Menthol is a flavoring agent extracted from peppermint oil. It contains C, H, and O. In one combustion analysis, 10.00 mg of the substance yields 11.53 mg H2O and 28.16 mg CO2. What is the empirical formula of menthol?
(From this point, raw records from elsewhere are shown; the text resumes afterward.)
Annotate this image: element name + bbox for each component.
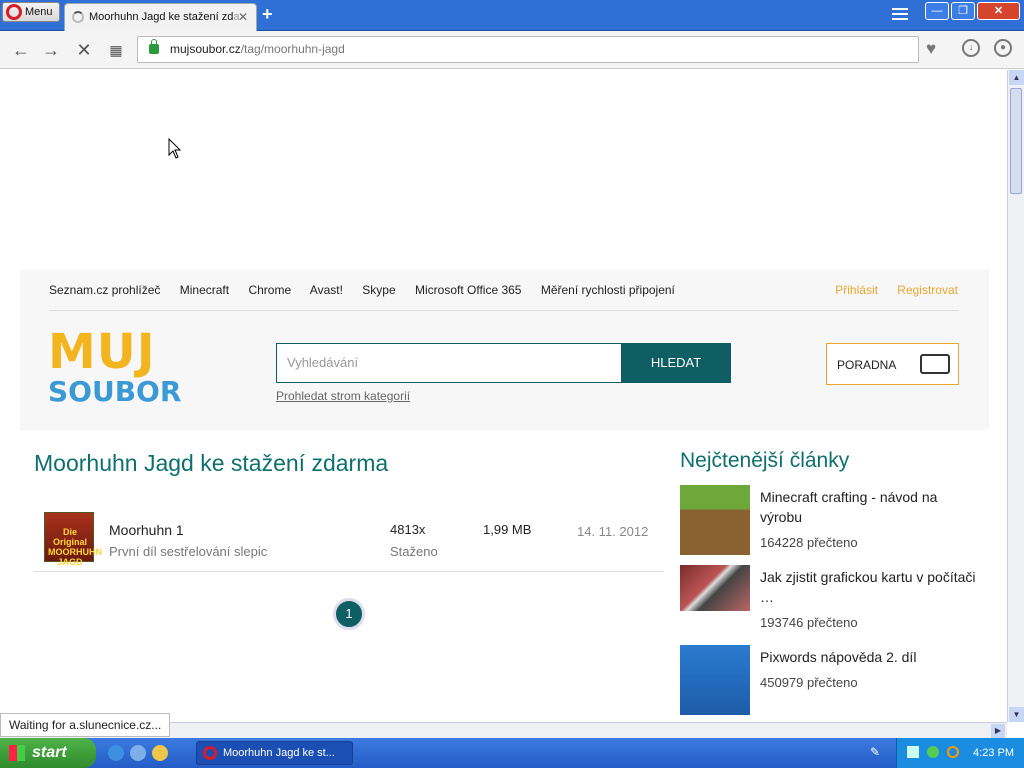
header-divider: [49, 310, 959, 311]
start-label: start: [32, 744, 67, 761]
opera-tray-icon[interactable]: [947, 746, 959, 758]
site-header: Seznam.cz prohlížeč Minecraft Chrome Ava…: [20, 270, 989, 430]
new-tab-button[interactable]: +: [262, 4, 273, 25]
status-tooltip: Waiting for a.slunecnice.cz...: [0, 713, 171, 737]
nav-link-seznam[interactable]: Seznam.cz prohlížeč: [49, 283, 160, 297]
maximize-button[interactable]: ❐: [951, 2, 975, 20]
clock[interactable]: 4:23 PM: [973, 738, 1014, 768]
taskbar-item-browser[interactable]: Moorhuhn Jagd ke st...: [196, 741, 353, 765]
scroll-right-icon[interactable]: ▶: [991, 724, 1005, 738]
article-reads: 450979 přečteno: [760, 675, 858, 690]
download-count-label: Staženo: [390, 544, 438, 559]
media-player-icon[interactable]: [152, 745, 168, 761]
tab-title: Moorhuhn Jagd ke stažení zd: [89, 11, 234, 23]
back-arrow-icon[interactable]: ←: [10, 39, 32, 61]
minecraft-grass-block-image[interactable]: [680, 485, 750, 555]
nav-link-avast[interactable]: Avast!: [310, 283, 343, 297]
windows-taskbar: start Moorhuhn Jagd ke st... ✎ 4:23 PM: [0, 738, 1024, 768]
minimize-button[interactable]: —: [925, 2, 949, 20]
network-icon[interactable]: [907, 746, 919, 758]
logo-text-bottom: SOUBOR: [48, 375, 182, 408]
pagination-page-1[interactable]: 1: [333, 598, 365, 630]
site-logo[interactable]: MUJ SOUBOR: [48, 328, 198, 414]
article-item[interactable]: Minecraft crafting - návod na výrobu 164…: [680, 485, 990, 557]
download-icon[interactable]: ↓: [962, 39, 980, 57]
article-item[interactable]: Jak zjistit grafickou kartu v počítači ……: [680, 565, 990, 637]
chat-bubble-icon: [920, 354, 950, 374]
graphics-chip-image[interactable]: [680, 565, 750, 611]
article-title[interactable]: Jak zjistit grafickou kartu v počítači …: [760, 567, 980, 607]
security-icon[interactable]: [927, 746, 939, 758]
nav-link-speedtest[interactable]: Měření rychlosti připojení: [541, 283, 675, 297]
explorer-icon[interactable]: [130, 745, 146, 761]
article-reads: 164228 přečteno: [760, 535, 858, 550]
start-button[interactable]: start: [0, 738, 96, 768]
release-date: 14. 11. 2012: [577, 524, 649, 539]
close-window-button[interactable]: ✕: [977, 2, 1020, 20]
search-button[interactable]: HLEDAT: [621, 343, 731, 383]
mouse-cursor-icon: [168, 138, 182, 159]
tab-menu-icon[interactable]: [892, 8, 908, 22]
search-input[interactable]: Vyhledávání: [276, 343, 622, 383]
sidebar-title: Nejčtenější články: [680, 449, 850, 472]
nav-link-chrome[interactable]: Chrome: [248, 283, 291, 297]
opera-menu-button[interactable]: Menu: [2, 2, 60, 22]
speed-dial-grid-icon[interactable]: ▦: [105, 39, 127, 61]
article-item[interactable]: Pixwords nápověda 2. díl 450979 přečteno: [680, 645, 990, 717]
file-size: 1,99 MB: [483, 522, 532, 537]
heart-bookmark-icon[interactable]: ♥: [926, 39, 936, 59]
loading-spinner-icon: [72, 11, 84, 23]
logo-text-top: MUJ: [48, 324, 156, 380]
article-reads: 193746 přečteno: [760, 615, 858, 630]
download-row[interactable]: Die Original MOORHUHN JAGD Moorhuhn 1 Pr…: [34, 502, 664, 572]
register-link[interactable]: Registrovat: [897, 283, 958, 297]
browser-toolbar: ← → ✕ ▦ mujsoubor.cz/tag/moorhuhn-jagd: [0, 31, 1024, 69]
internet-explorer-icon[interactable]: [108, 745, 124, 761]
download-count: 4813x: [390, 522, 426, 537]
opera-logo-icon: [203, 746, 217, 760]
address-bar[interactable]: mujsoubor.cz/tag/moorhuhn-jagd: [137, 36, 919, 63]
vertical-scrollbar[interactable]: ▲ ▼: [1007, 70, 1024, 722]
lock-icon: [149, 39, 159, 54]
stop-loading-icon[interactable]: ✕: [73, 39, 95, 61]
browser-tab-bar: Menu Moorhuhn Jagd ke stažení zda ✕ + — …: [0, 0, 1024, 31]
page-content: Seznam.cz prohlížeč Minecraft Chrome Ava…: [0, 70, 1007, 722]
article-title[interactable]: Minecraft crafting - návod na výrobu: [760, 487, 980, 527]
nav-link-minecraft[interactable]: Minecraft: [180, 283, 229, 297]
tab-active[interactable]: Moorhuhn Jagd ke stažení zda ✕: [64, 3, 257, 31]
nav-link-skype[interactable]: Skype: [362, 283, 395, 297]
account-icon[interactable]: ●: [994, 39, 1012, 57]
menu-label: Menu: [25, 6, 53, 18]
system-tray: 4:23 PM: [896, 738, 1024, 768]
poradna-button[interactable]: PORADNA: [826, 343, 959, 385]
login-link[interactable]: Přihlásit: [835, 283, 878, 297]
item-description: První díl sestřelování slepic: [109, 544, 268, 559]
scroll-up-icon[interactable]: ▲: [1009, 70, 1024, 85]
category-tree-link[interactable]: Prohledat strom kategorií: [276, 389, 410, 403]
poradna-label: PORADNA: [837, 358, 897, 372]
scroll-down-icon[interactable]: ▼: [1009, 707, 1024, 722]
pixwords-logo-image[interactable]: [680, 645, 750, 715]
windows-flag-icon: [9, 745, 25, 761]
url-domain: mujsoubor.cz: [170, 42, 241, 56]
opera-logo-icon: [6, 4, 22, 20]
tab-close-icon[interactable]: ✕: [238, 4, 248, 30]
item-name[interactable]: Moorhuhn 1: [109, 522, 184, 538]
scrollbar-thumb[interactable]: [1010, 88, 1022, 194]
article-title[interactable]: Pixwords nápověda 2. díl: [760, 647, 980, 667]
top-navigation: Seznam.cz prohlížeč Minecraft Chrome Ava…: [49, 283, 691, 297]
taskbar-item-label: Moorhuhn Jagd ke st...: [223, 747, 335, 759]
auth-links: Přihlásit Registrovat: [819, 283, 958, 297]
item-thumbnail-text: Die Original MOORHUHN JAGD: [48, 527, 102, 567]
url-path: /tag/moorhuhn-jagd: [240, 42, 345, 56]
forward-arrow-icon[interactable]: →: [40, 39, 62, 61]
pen-icon[interactable]: ✎: [870, 745, 884, 759]
page-title: Moorhuhn Jagd ke stažení zdarma: [34, 450, 389, 476]
nav-link-office365[interactable]: Microsoft Office 365: [415, 283, 522, 297]
item-thumbnail[interactable]: Die Original MOORHUHN JAGD: [44, 512, 102, 567]
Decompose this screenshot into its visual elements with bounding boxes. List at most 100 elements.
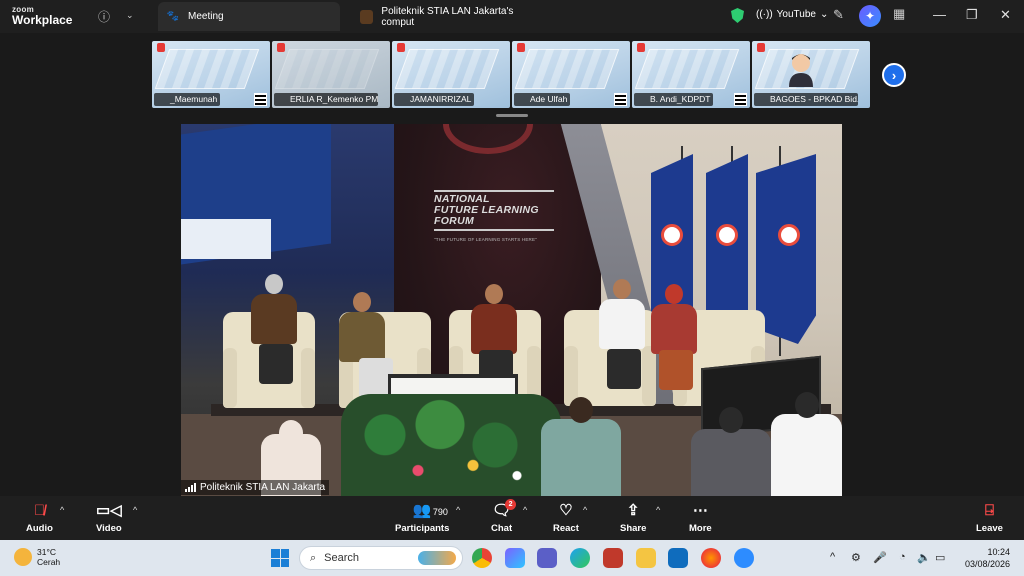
youtube-stream-button[interactable]: ((·)) YouTube ⌄ (756, 9, 828, 20)
search-placeholder: Search (324, 552, 360, 564)
ai-companion-icon[interactable]: ✦ (859, 5, 881, 27)
heart-icon: ♡ (559, 502, 573, 519)
battery-icon[interactable]: ▭ (935, 551, 945, 564)
participants-button[interactable]: 👥 790 Participants (395, 501, 449, 534)
gallery-next-button[interactable]: › (882, 63, 906, 87)
pen-icon[interactable]: ✎ (833, 7, 844, 23)
grid-view-icon[interactable]: ▦ (893, 6, 905, 22)
speaker-name: Politeknik STIA LAN Jakarta (200, 482, 326, 493)
avatar (789, 54, 813, 87)
mic-muted-icon (277, 43, 285, 52)
audio-options-caret[interactable]: ^ (60, 505, 64, 515)
system-clock[interactable]: 10:24 03/08/2026 (960, 546, 1010, 570)
close-icon[interactable]: ✕ (1000, 7, 1011, 23)
tab-meeting[interactable]: 🐾 Meeting (158, 2, 340, 31)
firefox-icon[interactable] (701, 548, 721, 568)
sun-icon (14, 548, 32, 566)
windows-taskbar: 31°C Cerah ⌕ Search ^ ⚙ 🎤 ◔ 🔈 ▭ 10:24 03… (0, 540, 1024, 576)
windows-start-icon[interactable] (271, 549, 289, 567)
participants-options-caret[interactable]: ^ (456, 505, 460, 515)
chat-options-caret[interactable]: ^ (523, 505, 527, 515)
network-icon[interactable]: ⚙ (851, 551, 861, 564)
gallery-strip: _Maemunah ERLIA R_Kemenko PMK JAMANIRRIZ… (152, 41, 872, 108)
weather-widget[interactable]: 31°C Cerah (14, 547, 60, 567)
exit-icon: ⍈ (984, 502, 994, 519)
weather-condition: Cerah (37, 557, 61, 567)
participant-tile[interactable]: _Maemunah (152, 41, 270, 108)
mic-icon[interactable]: 🎤 (873, 551, 887, 564)
share-button[interactable]: ⇪ Share (620, 501, 646, 534)
chrome-icon[interactable] (472, 548, 492, 568)
zoom-logo: zoom Workplace (12, 6, 73, 27)
flower-arrangement (341, 394, 561, 496)
react-options-caret[interactable]: ^ (583, 505, 587, 515)
participants-icon: 👥 790 (413, 501, 448, 521)
mic-muted-icon (157, 43, 165, 52)
shield-icon[interactable] (731, 8, 744, 23)
audience-member (691, 407, 771, 496)
title-bar: zoom Workplace ⓘ ⌄ 🐾 Meeting Politeknik … (0, 0, 1024, 33)
chevron-down-icon[interactable]: ⌄ (126, 10, 134, 21)
participant-tile[interactable]: Ade Ulfah (512, 41, 630, 108)
flag (756, 154, 816, 344)
store-icon[interactable] (603, 548, 623, 568)
search-highlight-icon (418, 551, 456, 565)
react-button[interactable]: ♡ React (553, 501, 579, 534)
participant-count: 790 (432, 507, 448, 517)
mic-muted-icon (637, 43, 645, 52)
qr-code-icon (254, 93, 267, 106)
audio-button[interactable]: 🎙̸ Audio (26, 501, 53, 534)
copilot-icon[interactable] (505, 548, 525, 568)
leave-button[interactable]: ⍈ Leave (976, 501, 1003, 534)
audience-member (541, 397, 621, 496)
mic-muted-icon (757, 43, 765, 52)
chevron-up-icon[interactable]: ^ (830, 551, 835, 563)
teams-icon[interactable] (537, 548, 557, 568)
share-options-caret[interactable]: ^ (656, 505, 660, 515)
logo-bottom: Workplace (12, 13, 73, 27)
participant-tile[interactable]: BAGOES - BPKAD Bid... (752, 41, 870, 108)
tab-shared-screen[interactable]: Politeknik STIA LAN Jakarta's comput (352, 2, 542, 31)
volume-icon[interactable]: 🔈 (917, 551, 931, 564)
more-button[interactable]: ⋯ More (689, 501, 712, 534)
participant-tile[interactable]: B. Andi_KDPDT (632, 41, 750, 108)
search-icon: ⌕ (310, 551, 317, 564)
audience-member (771, 392, 842, 496)
camera-icon: ▭◁ (96, 502, 122, 519)
paw-icon: 🐾 (166, 11, 180, 22)
participant-tile[interactable]: JAMANIRRIZAL (392, 41, 510, 108)
participant-name: JAMANIRRIZAL (394, 93, 475, 106)
minimize-icon[interactable]: — (933, 7, 946, 22)
video-button[interactable]: ▭◁ Video (96, 501, 122, 534)
resize-handle[interactable] (496, 114, 528, 117)
search-input[interactable]: ⌕ Search (299, 546, 463, 570)
qr-code-icon (734, 93, 747, 106)
chat-icon: 🗨 2 (492, 499, 517, 521)
outlook-icon[interactable] (668, 548, 688, 568)
mic-muted-icon: 🎙̸ (33, 502, 46, 519)
tab-meeting-label: Meeting (188, 11, 224, 22)
participant-name: Ade Ulfah (514, 93, 571, 106)
wifi-icon[interactable]: ◔ (899, 551, 906, 563)
chat-button[interactable]: 🗨 2 Chat (491, 499, 517, 534)
tab-shared-screen-label: Politeknik STIA LAN Jakarta's comput (381, 5, 514, 28)
participant-tile[interactable]: ERLIA R_Kemenko PMK (272, 41, 390, 108)
participant-name: B. Andi_KDPDT (634, 93, 714, 106)
participant-name: BAGOES - BPKAD Bid... (754, 93, 858, 106)
time: 10:24 (987, 547, 1010, 557)
video-name-tag: Politeknik STIA LAN Jakarta (181, 480, 330, 495)
participant-name: _Maemunah (154, 93, 221, 106)
info-icon[interactable]: ⓘ (98, 8, 110, 25)
youtube-label: YouTube (776, 9, 816, 20)
video-options-caret[interactable]: ^ (133, 505, 137, 515)
share-thumb-icon (360, 9, 374, 24)
edge-icon[interactable] (570, 548, 590, 568)
mic-muted-icon (517, 43, 525, 52)
more-icon: ⋯ (692, 502, 708, 519)
file-explorer-icon[interactable] (636, 548, 656, 568)
main-video[interactable]: NATIONAL FUTURE LEARNING FORUM "THE FUTU… (181, 124, 842, 496)
maximize-icon[interactable]: ❐ (966, 7, 978, 23)
zoom-app-icon[interactable] (734, 548, 754, 568)
date: 03/08/2026 (964, 559, 1010, 569)
temperature: 31°C (37, 547, 56, 557)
Add subscripts to complete the empirical formula

Answer 1

Answer:

C₁₀H₂₀O

Explanation:

The molecular formula must be $C_{x}H_yOz$. The combustion reaction will occur between the fuel and oxygen gas:

$C_{x}H_yOz$ + O₂ → CO₂ + H₂O

For Lavoisier law, the mass of the reactants must be equal to the mass of the products (mass conservation):

10.0 + mO₂ = 28.16 + 11.53

mO₂ = 29.69 mg

Supposing that all the oxygen and the menthol were consumed, let's calculate the number of moles of the compounds, knowing, for the Periodic Table, that:

MC = 12 g/mol, MO = 16 g/mol, MH = 1 g/mol

MCO₂ = 12 + 2x16 = 44 g/mol

MH₂O = 2x1 + 16 = 18 g/mol

MO₂ = 2x16 = 32 g/mol

n = mass (g)/molar mass

nCO₂ = 0.02816/44 = 6.4x10⁻⁴ mol

nH₂O = 0.01153/18 = 6.4x10⁻⁴ mol

nO₂ = 0.02969/32 = 9.3x10⁻⁴ mol

The molar number is proportional in the molecule, so, in CO₂, the number of C is 6.4x10⁻⁴ mol, and of O is 1.28x10⁻³. All the carbon of the methol will be in CO₂, and all the H will be in H₂O. The number of moles of O will be the difference of moles in H₂O and the O₂, then:

nC = 6.4x10⁻⁴ mol

nH = 2x6.4x10⁻⁴ = 1.28x10⁻³ mol

nO = (2x6.4x10⁻⁴ + 6.4x10⁻⁴) - (2x9.3x10⁻⁴) = 6.0x10⁻⁵

The empirical formula is the molecule formula with the small subscripts numbers, which represent the number of moles of the atoms in the molecule. So, let's divide all the number of moles for the small on 6.0x10⁻⁵.

nC = (6.4x10⁻⁴)/(6.0x10⁻⁵) = 10

nH = (1.28x10⁻³)/(6.0x10⁻⁵) = 20

nO = (6.0x10⁻⁵)/(6.0x10⁻⁵) = 1

So, the empirical formula of methol is C₁₀H₂₀O.